A forward-looking measure of the US economy in April posted its first rise since June 2008, a private research firm said on Thursday, suggesting a pickup in growth in the second half of 2009. The index of leading indicators, which is supposed to forecast economic trends six to nine months ahead, rose 1 percent in April after a revised 0.2 percent fall the previous month, the New York-based Conference Board said.
"The leading indicators suggest that while the recession will continue in the near term, the declines will be less intense," said Ken Goldstein, a Conference Board economist. Wall Street economists had forecast a rise of 0.8 percent after an initial 0.3 percent March drop. The Conference Board said seven out of 10 measures of economic activity that make up the leading index rose in April. It was the first time in 1 1/2 years that measures showing strength exceeded those showing weakness.
The biggest positive contribution came from stock prices, but lower real money supply put a drag on the index.

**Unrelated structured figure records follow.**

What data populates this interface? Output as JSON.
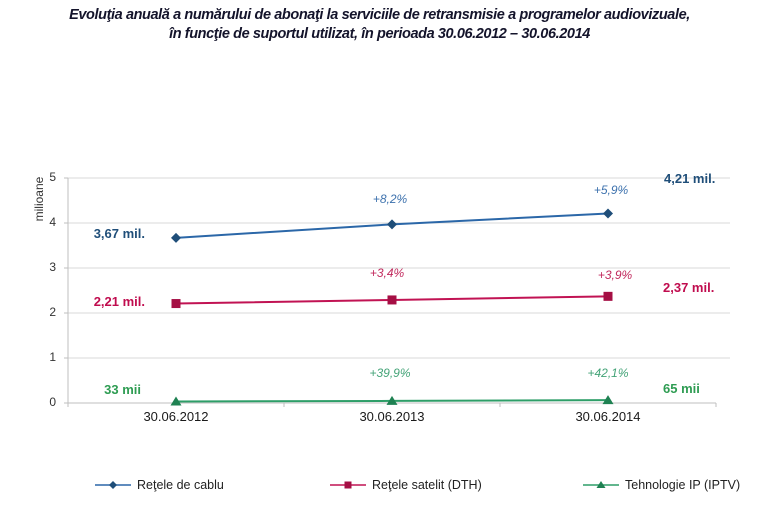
{
  "page": {
    "title_line1": "Evoluţia anuală a numărului de abonaţi la serviciile de retransmisie a programelor audiovizuale,",
    "title_line2": "în funcţie de suportul utilizat, în perioada 30.06.2012 – 30.06.2014"
  },
  "chart_data": {
    "type": "line",
    "title": "Evoluţia anuală a numărului de abonaţi la serviciile de retransmisie a programelor audiovizuale, în funcţie de suportul utilizat, în perioada 30.06.2012 – 30.06.2014",
    "ylabel": "milioane",
    "ylim": [
      0,
      5
    ],
    "yticks": [
      0,
      1,
      2,
      3,
      4,
      5
    ],
    "ytick_labels": [
      "0",
      "1",
      "2",
      "3",
      "4",
      "5"
    ],
    "categories": [
      "30.06.2012",
      "30.06.2013",
      "30.06.2014"
    ],
    "grid": true,
    "legend_position": "bottom",
    "colors": {
      "grid": "#D9D9D9",
      "axis": "#BFBFBF",
      "tick_text": "#333333",
      "xlabel_text": "#1A1A1A",
      "title": "#14142B"
    },
    "series": [
      {
        "name": "Reţele de cablu",
        "marker": "diamond",
        "color": "#2B67A8",
        "marker_color": "#1F4E79",
        "label_color": "#1F4E79",
        "pct_color": "#3C71AD",
        "values": [
          3.67,
          3.97,
          4.21
        ],
        "start_label": "3,67 mil.",
        "end_label": "4,21 mil.",
        "pct_labels": [
          "+8,2%",
          "+5,9%"
        ]
      },
      {
        "name": "Reţele satelit (DTH)",
        "marker": "square",
        "color": "#C11353",
        "marker_color": "#A50F44",
        "label_color": "#C00C4E",
        "pct_color": "#C1285C",
        "values": [
          2.21,
          2.29,
          2.37
        ],
        "start_label": "2,21 mil.",
        "end_label": "2,37 mil.",
        "pct_labels": [
          "+3,4%",
          "+3,9%"
        ]
      },
      {
        "name": "Tehnologie IP (IPTV)",
        "marker": "triangle",
        "color": "#2E9E68",
        "marker_color": "#1F8152",
        "label_color": "#2E9C52",
        "pct_color": "#43A377",
        "values": [
          0.033,
          0.046,
          0.065
        ],
        "start_label": "33 mii",
        "end_label": "65 mii",
        "pct_labels": [
          "+39,9%",
          "+42,1%"
        ]
      }
    ]
  }
}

The coincident index fell to 0.2 percent in April from a 0.6 percent fall in March, while the lagging index fell 0.5 percent in April from a matching 0.5 percent fall the previous month, the Conference Board said. The index was the latest report to give mixed signals about the economy.
It fits reports that show the recession's worst phase may be over, including moderately stronger consumer confidence, unchanged consumer prices and industrial output declining at a slower pace. But other data portray rising unemployment and weak retail sales that have kept cash-strapped consumers limiting their purchases to necessary items.

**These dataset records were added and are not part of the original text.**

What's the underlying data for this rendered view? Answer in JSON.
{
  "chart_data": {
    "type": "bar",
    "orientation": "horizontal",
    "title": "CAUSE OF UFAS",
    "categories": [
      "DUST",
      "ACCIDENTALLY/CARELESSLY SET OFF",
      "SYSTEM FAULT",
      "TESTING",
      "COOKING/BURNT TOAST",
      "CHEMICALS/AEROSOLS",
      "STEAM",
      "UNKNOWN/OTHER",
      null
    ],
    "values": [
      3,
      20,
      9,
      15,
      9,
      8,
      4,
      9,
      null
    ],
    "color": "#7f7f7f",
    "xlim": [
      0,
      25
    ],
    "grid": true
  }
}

mid-Atlantic manufa cutting contracts in May: Manufacturing in the US Mid-Atlantic area contracted in May for the eighth consecutive month, a regional Federal Reserve survey released on Thursday showed, but the rate of deterioration slowed slightly. The Philadelphia Federal Reserve Bank said its business activity index came in at minus 22.6 in May versus minus 24.4 in April. Though that was an improvement, it was still weaker than economists' expectations of minus 18.0 and might call into question how quickly the economy is stabilising from the worst recession in decades.

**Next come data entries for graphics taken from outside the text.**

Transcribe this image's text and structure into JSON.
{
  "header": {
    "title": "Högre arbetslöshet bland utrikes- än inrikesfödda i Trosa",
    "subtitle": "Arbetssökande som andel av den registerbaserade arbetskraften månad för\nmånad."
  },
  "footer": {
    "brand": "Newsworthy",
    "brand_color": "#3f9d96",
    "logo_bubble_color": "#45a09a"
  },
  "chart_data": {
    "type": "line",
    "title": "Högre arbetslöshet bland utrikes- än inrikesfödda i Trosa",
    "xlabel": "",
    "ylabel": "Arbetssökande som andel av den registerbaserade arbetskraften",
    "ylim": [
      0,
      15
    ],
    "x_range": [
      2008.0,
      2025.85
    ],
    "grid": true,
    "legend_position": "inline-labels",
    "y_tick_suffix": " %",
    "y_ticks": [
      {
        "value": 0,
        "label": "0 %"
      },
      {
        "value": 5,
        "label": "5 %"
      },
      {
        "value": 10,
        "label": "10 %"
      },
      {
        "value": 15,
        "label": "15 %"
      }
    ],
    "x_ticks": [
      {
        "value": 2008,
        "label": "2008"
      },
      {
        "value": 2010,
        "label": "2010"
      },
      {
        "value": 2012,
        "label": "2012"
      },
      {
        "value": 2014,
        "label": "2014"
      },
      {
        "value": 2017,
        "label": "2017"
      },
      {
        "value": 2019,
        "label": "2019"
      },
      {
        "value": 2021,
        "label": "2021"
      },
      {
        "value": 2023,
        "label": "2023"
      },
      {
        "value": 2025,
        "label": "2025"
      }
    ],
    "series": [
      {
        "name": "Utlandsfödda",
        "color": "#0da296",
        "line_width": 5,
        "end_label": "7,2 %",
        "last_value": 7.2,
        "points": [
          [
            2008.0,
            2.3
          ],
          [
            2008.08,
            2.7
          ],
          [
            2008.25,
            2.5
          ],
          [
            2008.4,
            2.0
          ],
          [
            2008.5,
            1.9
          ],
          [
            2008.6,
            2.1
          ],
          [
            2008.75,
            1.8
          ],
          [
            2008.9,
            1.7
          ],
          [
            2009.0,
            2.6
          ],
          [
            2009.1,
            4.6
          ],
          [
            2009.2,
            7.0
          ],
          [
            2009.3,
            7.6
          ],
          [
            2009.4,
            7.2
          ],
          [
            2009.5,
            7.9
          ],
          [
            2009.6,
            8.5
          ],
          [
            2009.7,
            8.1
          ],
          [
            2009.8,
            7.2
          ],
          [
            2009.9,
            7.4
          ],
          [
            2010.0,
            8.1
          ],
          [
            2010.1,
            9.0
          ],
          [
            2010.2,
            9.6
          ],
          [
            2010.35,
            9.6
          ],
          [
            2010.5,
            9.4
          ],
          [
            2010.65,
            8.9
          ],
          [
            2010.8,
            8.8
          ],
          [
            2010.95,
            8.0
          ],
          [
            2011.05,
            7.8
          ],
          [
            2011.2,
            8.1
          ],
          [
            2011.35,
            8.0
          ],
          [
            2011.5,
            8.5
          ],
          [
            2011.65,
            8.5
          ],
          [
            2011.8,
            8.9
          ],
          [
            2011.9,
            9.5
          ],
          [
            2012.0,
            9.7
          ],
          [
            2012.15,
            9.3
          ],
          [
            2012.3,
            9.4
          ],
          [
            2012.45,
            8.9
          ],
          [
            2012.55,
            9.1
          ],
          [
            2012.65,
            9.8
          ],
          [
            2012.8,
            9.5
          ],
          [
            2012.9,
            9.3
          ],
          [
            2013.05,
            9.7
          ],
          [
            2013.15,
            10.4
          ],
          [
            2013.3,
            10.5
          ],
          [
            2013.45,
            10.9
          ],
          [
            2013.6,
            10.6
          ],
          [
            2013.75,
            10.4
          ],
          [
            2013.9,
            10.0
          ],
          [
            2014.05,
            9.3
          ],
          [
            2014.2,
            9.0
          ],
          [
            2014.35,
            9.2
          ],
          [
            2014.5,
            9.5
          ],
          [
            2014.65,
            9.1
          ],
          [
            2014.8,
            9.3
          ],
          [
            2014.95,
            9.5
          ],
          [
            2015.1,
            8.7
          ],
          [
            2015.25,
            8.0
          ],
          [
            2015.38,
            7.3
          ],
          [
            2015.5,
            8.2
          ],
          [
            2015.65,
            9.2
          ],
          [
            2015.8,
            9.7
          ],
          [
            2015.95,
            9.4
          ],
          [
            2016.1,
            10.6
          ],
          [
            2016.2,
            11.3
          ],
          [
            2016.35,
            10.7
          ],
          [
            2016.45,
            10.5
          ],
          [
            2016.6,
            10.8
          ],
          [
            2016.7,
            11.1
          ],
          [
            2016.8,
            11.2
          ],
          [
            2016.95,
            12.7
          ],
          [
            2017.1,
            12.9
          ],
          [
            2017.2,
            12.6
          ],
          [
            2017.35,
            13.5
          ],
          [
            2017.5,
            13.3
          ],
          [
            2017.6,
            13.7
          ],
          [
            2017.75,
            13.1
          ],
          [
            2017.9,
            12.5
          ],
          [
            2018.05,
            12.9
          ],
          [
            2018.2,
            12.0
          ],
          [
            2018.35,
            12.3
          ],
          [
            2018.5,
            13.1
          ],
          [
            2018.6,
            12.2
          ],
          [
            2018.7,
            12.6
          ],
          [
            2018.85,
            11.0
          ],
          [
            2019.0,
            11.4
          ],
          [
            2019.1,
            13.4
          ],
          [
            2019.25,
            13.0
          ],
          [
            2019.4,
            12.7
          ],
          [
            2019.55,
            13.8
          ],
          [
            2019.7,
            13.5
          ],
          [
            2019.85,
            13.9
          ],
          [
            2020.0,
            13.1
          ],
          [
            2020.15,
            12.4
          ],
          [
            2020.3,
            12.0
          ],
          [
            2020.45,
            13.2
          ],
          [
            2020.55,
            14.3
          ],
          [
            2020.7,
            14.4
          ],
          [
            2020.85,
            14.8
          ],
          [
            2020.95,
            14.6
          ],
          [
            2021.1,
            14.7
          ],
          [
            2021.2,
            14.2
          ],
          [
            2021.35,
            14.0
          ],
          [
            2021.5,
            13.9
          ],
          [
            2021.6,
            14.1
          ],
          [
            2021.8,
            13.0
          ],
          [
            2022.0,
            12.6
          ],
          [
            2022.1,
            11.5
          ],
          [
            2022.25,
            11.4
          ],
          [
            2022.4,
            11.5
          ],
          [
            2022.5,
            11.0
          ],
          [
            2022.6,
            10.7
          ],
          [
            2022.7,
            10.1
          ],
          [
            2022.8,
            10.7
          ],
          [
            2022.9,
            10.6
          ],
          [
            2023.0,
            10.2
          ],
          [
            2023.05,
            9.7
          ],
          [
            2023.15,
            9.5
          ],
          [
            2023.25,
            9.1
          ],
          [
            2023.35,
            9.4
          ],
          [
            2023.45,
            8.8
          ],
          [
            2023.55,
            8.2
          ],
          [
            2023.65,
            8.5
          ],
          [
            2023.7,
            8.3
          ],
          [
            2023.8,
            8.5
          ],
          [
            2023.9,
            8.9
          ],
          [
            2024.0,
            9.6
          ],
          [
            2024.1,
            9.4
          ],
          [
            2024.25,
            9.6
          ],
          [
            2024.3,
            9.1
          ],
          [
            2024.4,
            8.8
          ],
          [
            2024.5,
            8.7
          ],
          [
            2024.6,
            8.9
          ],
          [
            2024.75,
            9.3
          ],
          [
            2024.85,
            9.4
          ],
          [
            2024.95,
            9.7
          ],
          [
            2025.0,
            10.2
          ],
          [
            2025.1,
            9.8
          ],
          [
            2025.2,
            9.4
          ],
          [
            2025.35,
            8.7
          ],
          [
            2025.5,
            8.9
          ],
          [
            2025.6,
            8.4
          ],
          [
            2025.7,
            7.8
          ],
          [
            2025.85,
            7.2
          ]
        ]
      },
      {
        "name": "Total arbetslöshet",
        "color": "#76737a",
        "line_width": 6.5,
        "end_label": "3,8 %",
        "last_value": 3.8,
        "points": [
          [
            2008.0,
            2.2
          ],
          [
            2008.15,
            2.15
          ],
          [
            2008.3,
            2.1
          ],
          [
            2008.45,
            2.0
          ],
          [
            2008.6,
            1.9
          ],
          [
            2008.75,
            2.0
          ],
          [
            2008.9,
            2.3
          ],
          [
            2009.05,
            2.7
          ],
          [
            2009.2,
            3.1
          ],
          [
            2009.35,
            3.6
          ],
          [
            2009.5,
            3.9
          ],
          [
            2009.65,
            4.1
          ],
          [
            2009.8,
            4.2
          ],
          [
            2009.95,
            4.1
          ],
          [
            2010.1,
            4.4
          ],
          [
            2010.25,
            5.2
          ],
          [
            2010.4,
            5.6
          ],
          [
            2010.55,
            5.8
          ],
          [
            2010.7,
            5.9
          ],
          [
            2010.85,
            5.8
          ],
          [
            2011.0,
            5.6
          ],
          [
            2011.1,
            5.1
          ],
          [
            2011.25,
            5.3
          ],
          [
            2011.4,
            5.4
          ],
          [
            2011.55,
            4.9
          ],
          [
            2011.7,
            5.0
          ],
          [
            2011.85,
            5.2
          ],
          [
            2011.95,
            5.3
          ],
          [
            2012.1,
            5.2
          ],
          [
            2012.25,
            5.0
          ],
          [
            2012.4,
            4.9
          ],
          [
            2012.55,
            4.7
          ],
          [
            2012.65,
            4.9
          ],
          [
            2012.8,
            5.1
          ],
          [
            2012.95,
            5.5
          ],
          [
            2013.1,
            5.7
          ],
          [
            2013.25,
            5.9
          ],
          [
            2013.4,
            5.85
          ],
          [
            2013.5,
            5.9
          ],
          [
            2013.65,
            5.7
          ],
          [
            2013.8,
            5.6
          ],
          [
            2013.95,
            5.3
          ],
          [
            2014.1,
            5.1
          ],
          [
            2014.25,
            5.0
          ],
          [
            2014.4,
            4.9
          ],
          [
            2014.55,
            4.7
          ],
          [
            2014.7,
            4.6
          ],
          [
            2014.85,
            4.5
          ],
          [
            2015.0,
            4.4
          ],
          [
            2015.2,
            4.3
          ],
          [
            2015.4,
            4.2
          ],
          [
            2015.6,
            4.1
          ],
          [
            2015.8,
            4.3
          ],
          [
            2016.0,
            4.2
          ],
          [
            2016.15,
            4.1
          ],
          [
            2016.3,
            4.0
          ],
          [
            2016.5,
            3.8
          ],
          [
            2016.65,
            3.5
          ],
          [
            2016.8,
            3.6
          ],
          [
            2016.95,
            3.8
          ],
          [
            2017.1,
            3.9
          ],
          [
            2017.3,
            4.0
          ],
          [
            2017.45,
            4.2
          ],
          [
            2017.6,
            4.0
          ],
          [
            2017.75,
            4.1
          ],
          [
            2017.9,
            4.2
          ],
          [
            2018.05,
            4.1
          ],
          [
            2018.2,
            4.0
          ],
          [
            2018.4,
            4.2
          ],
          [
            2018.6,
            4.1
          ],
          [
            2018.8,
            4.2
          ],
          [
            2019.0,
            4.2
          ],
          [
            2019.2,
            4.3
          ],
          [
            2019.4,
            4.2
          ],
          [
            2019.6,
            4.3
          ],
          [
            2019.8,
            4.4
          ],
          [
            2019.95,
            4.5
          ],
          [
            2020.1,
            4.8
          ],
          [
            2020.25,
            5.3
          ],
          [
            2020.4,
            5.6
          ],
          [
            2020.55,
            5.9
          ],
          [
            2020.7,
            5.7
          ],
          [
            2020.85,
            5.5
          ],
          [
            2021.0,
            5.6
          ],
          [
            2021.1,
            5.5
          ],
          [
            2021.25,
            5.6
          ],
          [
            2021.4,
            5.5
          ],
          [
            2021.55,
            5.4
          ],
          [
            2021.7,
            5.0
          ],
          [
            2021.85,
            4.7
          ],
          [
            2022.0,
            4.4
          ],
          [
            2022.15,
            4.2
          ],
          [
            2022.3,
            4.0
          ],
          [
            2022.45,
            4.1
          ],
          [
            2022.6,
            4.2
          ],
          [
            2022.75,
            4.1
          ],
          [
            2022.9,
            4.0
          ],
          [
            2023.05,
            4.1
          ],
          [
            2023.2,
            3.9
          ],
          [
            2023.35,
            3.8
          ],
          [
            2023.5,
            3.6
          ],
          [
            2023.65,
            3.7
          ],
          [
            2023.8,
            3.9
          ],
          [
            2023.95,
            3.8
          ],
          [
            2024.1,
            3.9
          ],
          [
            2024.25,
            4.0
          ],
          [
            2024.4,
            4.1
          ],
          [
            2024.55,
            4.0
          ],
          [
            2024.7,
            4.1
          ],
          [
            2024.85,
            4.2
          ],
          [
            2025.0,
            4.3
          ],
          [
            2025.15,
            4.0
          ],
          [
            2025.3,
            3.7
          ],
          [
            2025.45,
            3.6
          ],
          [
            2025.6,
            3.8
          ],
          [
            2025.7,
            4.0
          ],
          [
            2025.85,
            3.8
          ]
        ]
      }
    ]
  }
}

MORTGAGE RATES FALL: US mortgage rates fell in the latest week, trekking closer to a record low set last month. Interest rates on US 30-year fixed-rate mortgages fell to 4.82 percent for the week ending May 21, down from the previous week's 4.86 percent, according to a survey released on Thursday by home funding company Freddie Mac.
Three weeks earlier, the 30-year fixed-rate mortgage equalled the record low of 4.78 percent set in the week ending April 2, which was the lowest since Freddie Mac started the Primary Mortgage Market Survey in 1971.
"Long-term fixed-rate mortgage rates have remained below 5.0 percent for the past 10 weeks as the US Treasury and Federal Reserve act to keep interest rates low through security purchases," Frank Nothaft, Freddie Mac vice president and chief economist, said in a statement.
The US government has embarked on an aggressive plan to bring mortgage rates down to levels that will spur demand and help the hard-hit housing market begin to recover. Thirty-year mortgage rates had mostly been on a downward trend since the Fed - the US central bank - unveiled a plan to buy mortgage-backed debt in late November. The Fed has set a goal to buy up to $1.25 trillion of agency MBS, $300 billion of Treasuries and $200 billion of agency debt in 2009. The purchases are part of efforts to lower borrowing costs.